Note: This section mainly considers projects that are developed using a rapid authoring tool like Adobe Captivate and Articulate Studio.

After the requirement gathering phase, create a scope document and estimates. To execute the project appropriately, you can build a project plan based on the estimates.

During The Project

When you start working on the project, please ensure that you consider the following points:

  • If you are using a screen capturing tool, before capturing, check if you are using the recommended browser.
  • Set the resolution that suits the application and covers most of the features. Share few samples with different resolutions with the client. Get confirmation from the client on the resolution, voice (male/female), play bar controls, highlight box style, text caption style, and TOC settings. You can use the styles according to the approved sample for your project.
  • If multiple people are working on the project:
    • Create and share a standards document to maintain consistency across the projects:
    • Create and share common slides that will be used in the project.
    • Create and share templates and styles.
    • Discuss and come to a consensus for consistency pertaining to style for writing narration script.
  • Create a schedule for your project and book a review schedule of the editor or QA person.
  • Ensure that you:- Incorporate technical review comments and editorial review comments:
    • Share the output files in preferred output format (such as HTML or MP4) with the client.
    • Educate the client regarding accessing the output files. For example, if your client doesn’t’ know how to access the HTML output, you can add this note for him. ‘The folder contains htm, swf, and the supporting js file. Double click the .htm file to play the video in a browser’.
  • If a graphic designer is going to be involved:- Work on the storyboard and share that with the client and get it approved:
    • Share the approved storyboard with the designer.
    • Have a discussion with the designer while developing the video.
    • Give some references of images to be bought from the royalty free image purchasing site for purchasing the appropriate images or graphics required for the project.
    • Check if the output is going to be made available on mobile devices.

Post Project

After you share the deliverables with the client, make sure that you upload the source files, scripts, output files, style guides, references, assets, and templates used for the project to the repository.

Note:

Many a times Instructional Designers may need to work on short instructional videos, product demonstrations, simulations, explanatory videos, and promotional videos, in addition to working on Instructor Led Trainings, Web Based Trainings, and mobile learning nuggets.
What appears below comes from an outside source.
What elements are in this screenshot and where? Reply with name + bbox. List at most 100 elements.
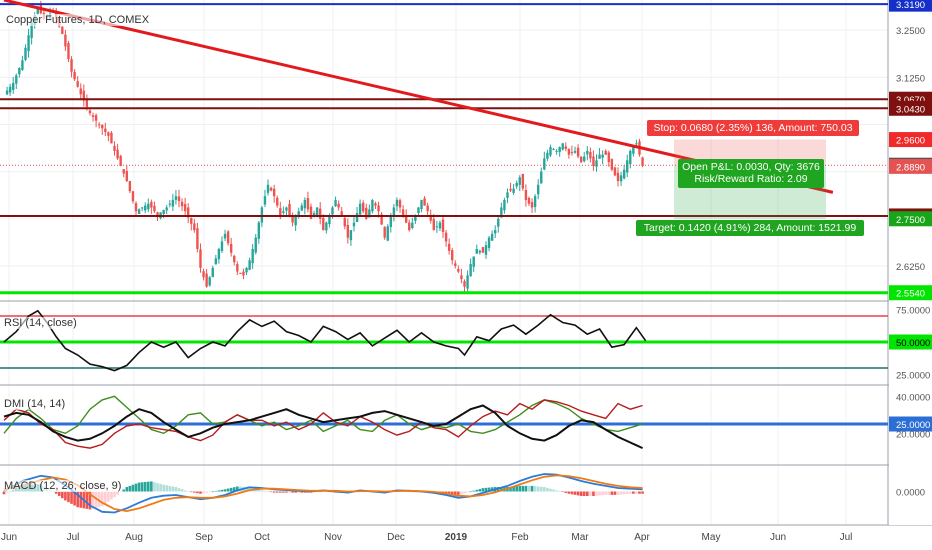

These small videos are popular amongst users as they facilitate informal learning. Through this article, by means of a scenario, I shared few tips that would help newbie instructional designers to create and deliver instructional videos avoiding clashes and time crunch at the later stages while working on the rapid video development projects. I understand that this may not be the complete list, hence feel free to add tips, questions, and checklists or share your experiences which may further help newbies.